Maybe you could do some veg. related articles... maybe find out why the heck there is no veg. eatery in Burlington.


Hi Pamela. The recipes I found were on the main recipe page at PPK -- soup is my favorite thing to make, so I particularly noticed a few enticing soup recipes. I also put a link to PPK on my blog.

I guess I was really surprised by the initial vehemence of the reaction to my post, since I didn't say anything negative about vegans (I even noted a delicious vegan meal that I've made), and was merely critiquing one part of the PETA website. But it makes more sense given that many PPK folks probably spend a lot of time justifying/defending their choices.

BTW, I like the term "omni," and may use that from now on (although I like to think of myself as an "ethical omni" rather than the traditional variety).

But despite that, I slip and eat foods that don't fit with my philosophies, particularly at other people's houses or at restaurants I must visit for work. So I definitely didn't mean to be critical at all of vegans who enjoy junk food. Like I said before, I just think PETA could have done a better job of explaining what the list was about.


Hi Sarah. Thanks for posting such a thoughtful response.

I totally agree that it's pretty much impossible to escape "secondary animal cruelty" (SAC?). In my own life, I try to minimize it by driving as little as possible, avoiding big box stores and by getting food as close to home as I can.

I don't believe that I'm holding vegans to higher standards...people who know me would tell you that I'm really interested in moral philosophy and try to discuss these topics with anybody who will listen. I guess I think that vegans clearly already consider food sourcing and make choices based on their morals, and would be particularly interested in and open to thinking about some of the deeper background issues (and probably already do). I agree with you that a lot of omnis just eat whatever they feel like whenever they feel like it, and it can be difficult to even *introduce* the idea that their food choices matter on a larger scale.
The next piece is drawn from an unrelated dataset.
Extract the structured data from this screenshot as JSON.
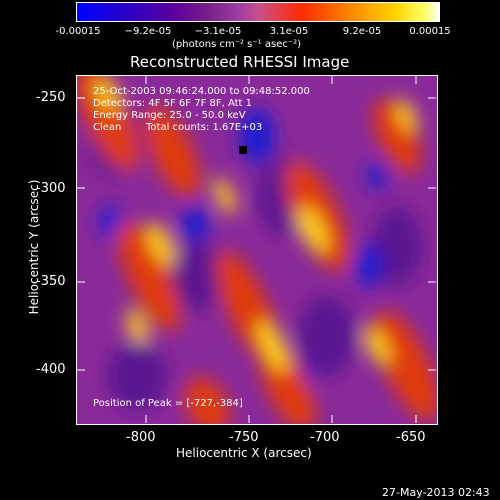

I'm sorry if I'm repeating myself, but I want to address your points...originally, I was mostly disappointed that PETA didn't use the list to do a bit more education around some of these secondary issues. Because I don't visit the PETA site regularly, and just stumbled across this particular page, I was thinking about what the average American would read into it if they stumbled across it, too.


Hi LMG. There's supposed to be a vegan restaurant opening in the Old North End (one of the guys from China Express on North Street is the owner), but last time I saw him, he told me there have been some setbacks. I'm planning to call him and check up on his progress very soon.

It's true I write about meat a lot. I'm not sure if this is part of it, but I think it's partly because the struggling dairy industry is so important in our state, and partly because there is so much innovation happening right now on "animal farms." There have been organic vegetable farms in the state for decades, but raising animals "ethically" is a concept that is really hitting the mainstream right now, and it seems to be causing a real shift in the way many people of my generation think about food.

I did write an article about raw food a (long) while back, but I admit that I remain skeptical about many aspects of the diet. I've also written a couple of articles about local farmers. I think that part of the reason it looks as if I'm always writing about meat is that when I write about a chef or a caterer or a restaurant, meat almost always comes up somewhere in the conversation. The chef talks about her favorite way to prepare duck, etc. Maybe for someone who doesn't eat meat, those particular parts stick out?

I would love to write about, say, a vegan personal chef, caterer or restaurant, but I haven't heard of any. If you have any tips for articles, let me know!

One idea I had that I haven't been able to enact yet is to write two articles about farms with working animals. One article would be about how people are cutting out petroleum inputs by using horses to plow their fields and sheep to "mow the lawn." The other would be about people who believe animals should have no place on farms. The reason I haven't done it is because I haven't found anybody who has some agricultural expertise and believes the latter...any thoughts?